English businesswoman

Ellen Langwith (died 1481) was a successful English businesswoman and London silkwoman who was known to provide silk goods to the Royal Court in London.

== Life ==
Ellen was "already a successful businesswoman when she married her first husband," the London cutler (sword-making blacksmith) Philip Waltham. When Waltham died in 1426, Ellen continued his business and kept his workshop, and she also trained three female apprentices. She continued to run that business even after her next marriage to the tailor John Langwith, on 18 Jul 1437.

She became quite successful in the textile trade and joined the Fraternity of St John the Baptist of Tailors and Linen-Armourers in the mid-1400s. She was able to order gold thread and silk directly from Venice in 1439. As one of the best of her trade, she made deliveries to the Royal court.

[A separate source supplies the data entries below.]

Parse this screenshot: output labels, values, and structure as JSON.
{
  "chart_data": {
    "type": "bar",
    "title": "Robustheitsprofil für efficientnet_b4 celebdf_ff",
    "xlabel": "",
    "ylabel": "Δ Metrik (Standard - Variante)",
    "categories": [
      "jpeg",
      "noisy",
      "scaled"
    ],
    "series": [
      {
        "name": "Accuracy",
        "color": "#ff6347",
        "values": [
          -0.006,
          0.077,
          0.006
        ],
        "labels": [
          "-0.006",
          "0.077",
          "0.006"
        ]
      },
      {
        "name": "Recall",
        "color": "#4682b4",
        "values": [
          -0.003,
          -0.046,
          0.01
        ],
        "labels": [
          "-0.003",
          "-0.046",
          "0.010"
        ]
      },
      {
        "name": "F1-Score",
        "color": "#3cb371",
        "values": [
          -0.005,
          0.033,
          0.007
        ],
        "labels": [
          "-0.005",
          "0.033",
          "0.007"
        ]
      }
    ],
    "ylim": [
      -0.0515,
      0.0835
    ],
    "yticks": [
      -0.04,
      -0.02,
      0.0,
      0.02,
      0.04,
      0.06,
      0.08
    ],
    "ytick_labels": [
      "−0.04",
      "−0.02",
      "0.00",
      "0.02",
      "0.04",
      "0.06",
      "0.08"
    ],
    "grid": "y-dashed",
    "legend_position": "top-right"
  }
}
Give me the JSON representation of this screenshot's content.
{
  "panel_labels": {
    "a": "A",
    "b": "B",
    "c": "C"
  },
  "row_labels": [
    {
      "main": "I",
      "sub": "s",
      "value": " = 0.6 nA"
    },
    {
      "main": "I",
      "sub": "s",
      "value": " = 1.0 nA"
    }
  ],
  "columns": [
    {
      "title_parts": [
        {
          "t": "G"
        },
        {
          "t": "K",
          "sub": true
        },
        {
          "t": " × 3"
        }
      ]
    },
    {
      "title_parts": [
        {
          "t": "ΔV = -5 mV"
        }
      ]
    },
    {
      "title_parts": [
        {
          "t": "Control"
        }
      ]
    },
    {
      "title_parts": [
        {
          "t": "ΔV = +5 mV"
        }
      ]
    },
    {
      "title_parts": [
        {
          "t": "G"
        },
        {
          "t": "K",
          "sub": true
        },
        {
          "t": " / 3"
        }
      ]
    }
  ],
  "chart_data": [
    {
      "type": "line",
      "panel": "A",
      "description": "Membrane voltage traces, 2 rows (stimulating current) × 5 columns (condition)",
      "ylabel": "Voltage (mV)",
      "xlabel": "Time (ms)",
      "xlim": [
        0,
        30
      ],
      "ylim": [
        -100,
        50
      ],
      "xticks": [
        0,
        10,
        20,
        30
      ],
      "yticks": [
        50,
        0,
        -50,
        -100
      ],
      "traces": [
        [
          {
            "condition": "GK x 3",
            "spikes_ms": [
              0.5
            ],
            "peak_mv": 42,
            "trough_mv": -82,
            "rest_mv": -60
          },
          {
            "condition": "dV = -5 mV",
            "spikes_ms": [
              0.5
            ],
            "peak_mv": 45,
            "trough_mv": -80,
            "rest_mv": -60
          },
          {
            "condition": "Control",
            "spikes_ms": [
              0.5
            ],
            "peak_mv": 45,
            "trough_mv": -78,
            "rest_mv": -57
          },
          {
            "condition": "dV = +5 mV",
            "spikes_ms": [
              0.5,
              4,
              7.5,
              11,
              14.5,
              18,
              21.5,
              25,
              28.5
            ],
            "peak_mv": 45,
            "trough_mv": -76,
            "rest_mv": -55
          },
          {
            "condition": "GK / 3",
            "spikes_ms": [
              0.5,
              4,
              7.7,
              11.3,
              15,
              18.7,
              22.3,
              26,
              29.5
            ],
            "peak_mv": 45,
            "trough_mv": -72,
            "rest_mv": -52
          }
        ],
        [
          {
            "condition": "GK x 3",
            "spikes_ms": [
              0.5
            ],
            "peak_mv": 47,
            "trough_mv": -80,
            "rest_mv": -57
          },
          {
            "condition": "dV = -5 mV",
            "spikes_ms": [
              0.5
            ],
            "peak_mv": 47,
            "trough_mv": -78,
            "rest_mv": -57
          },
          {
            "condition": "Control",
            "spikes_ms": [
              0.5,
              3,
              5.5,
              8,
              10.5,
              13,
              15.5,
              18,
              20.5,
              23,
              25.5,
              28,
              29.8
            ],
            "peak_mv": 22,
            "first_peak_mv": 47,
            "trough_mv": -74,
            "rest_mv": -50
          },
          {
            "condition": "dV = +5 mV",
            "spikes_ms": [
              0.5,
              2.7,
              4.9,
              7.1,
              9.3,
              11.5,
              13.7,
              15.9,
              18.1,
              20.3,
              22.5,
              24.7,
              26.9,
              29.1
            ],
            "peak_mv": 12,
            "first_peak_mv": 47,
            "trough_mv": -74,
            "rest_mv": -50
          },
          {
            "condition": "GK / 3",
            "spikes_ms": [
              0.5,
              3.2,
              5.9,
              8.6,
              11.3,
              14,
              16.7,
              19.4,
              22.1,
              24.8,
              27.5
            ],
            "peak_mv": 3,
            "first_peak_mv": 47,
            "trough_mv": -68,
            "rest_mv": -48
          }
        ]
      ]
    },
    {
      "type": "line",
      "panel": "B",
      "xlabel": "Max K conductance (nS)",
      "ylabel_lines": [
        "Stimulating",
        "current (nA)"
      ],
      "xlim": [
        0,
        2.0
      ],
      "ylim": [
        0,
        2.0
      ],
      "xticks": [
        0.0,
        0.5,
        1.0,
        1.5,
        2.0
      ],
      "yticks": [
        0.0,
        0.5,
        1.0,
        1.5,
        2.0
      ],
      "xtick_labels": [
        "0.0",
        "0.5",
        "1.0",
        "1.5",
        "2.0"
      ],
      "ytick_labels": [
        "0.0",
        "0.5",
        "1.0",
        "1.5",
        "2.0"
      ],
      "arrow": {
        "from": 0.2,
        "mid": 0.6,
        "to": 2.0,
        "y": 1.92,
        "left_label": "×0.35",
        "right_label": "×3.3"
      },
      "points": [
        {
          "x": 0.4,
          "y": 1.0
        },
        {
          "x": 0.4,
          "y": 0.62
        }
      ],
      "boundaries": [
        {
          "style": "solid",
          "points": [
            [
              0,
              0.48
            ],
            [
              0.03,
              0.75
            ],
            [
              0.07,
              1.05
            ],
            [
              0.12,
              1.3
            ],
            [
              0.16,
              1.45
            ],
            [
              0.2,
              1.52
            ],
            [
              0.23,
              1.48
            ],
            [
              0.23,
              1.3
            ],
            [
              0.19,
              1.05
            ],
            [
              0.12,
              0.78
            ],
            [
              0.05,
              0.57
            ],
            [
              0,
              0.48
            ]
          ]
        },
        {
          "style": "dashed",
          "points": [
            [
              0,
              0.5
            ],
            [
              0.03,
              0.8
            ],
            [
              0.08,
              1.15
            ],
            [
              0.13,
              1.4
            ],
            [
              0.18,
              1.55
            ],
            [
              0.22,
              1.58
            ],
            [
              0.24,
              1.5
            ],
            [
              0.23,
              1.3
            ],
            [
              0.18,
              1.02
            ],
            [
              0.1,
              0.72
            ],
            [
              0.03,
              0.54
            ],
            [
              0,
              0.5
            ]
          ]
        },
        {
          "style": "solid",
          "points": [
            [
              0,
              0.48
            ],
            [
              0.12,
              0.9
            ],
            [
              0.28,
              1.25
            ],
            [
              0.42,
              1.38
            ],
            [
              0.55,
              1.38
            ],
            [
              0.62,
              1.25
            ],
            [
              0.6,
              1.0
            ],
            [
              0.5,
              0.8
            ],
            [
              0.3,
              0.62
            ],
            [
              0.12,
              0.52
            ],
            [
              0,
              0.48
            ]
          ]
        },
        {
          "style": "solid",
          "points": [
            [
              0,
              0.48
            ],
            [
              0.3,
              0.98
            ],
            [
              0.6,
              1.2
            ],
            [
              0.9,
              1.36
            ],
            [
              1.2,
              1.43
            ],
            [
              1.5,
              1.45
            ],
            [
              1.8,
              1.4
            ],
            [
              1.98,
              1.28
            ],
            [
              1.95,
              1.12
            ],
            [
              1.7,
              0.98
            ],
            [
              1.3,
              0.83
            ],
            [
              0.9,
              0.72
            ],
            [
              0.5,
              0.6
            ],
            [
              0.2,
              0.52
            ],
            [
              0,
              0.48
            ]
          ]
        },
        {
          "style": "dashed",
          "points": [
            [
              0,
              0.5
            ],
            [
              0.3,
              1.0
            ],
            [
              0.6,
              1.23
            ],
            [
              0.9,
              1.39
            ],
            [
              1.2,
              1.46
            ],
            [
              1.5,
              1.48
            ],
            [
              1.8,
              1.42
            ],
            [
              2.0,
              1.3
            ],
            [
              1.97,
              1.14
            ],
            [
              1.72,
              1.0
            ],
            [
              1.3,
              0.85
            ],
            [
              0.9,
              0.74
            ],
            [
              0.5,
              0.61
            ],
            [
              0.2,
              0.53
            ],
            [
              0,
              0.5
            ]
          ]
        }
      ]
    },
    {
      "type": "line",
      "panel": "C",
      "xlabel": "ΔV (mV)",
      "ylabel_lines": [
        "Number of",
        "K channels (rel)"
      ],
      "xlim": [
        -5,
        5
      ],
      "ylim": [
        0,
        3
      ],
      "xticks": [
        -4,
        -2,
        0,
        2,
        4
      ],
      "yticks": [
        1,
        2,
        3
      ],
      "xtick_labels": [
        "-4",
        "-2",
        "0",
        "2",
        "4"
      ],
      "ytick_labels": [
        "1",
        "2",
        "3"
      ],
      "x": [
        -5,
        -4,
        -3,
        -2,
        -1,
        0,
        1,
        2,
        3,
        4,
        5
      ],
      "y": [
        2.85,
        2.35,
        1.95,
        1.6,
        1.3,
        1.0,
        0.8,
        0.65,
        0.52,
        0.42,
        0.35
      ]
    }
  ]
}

In 1465, she received an order for the silk banners and saddle decorations for the coronation of Queen Elizabeth Woodville (wife to King Edward IV), in London, an order that would have been given only to the finest crafters. While she inherited from both husbands, Ellen had also amassed wealth through her own ventures. She operated very successfully in the silk trade under her own name, building a business where she sold to the royal household and trained her own apprentices. She is known to have been an influential figure within the London business world. When she died in 1481 as the widow of a "fairly wealthy London tailor," she had no heirs. In her will, drawn up in 1480, she left the bulk of her estate to John Brown, who was one of her previous apprentices and a brother of her own serving maid. That said, "most of her bequests were to women."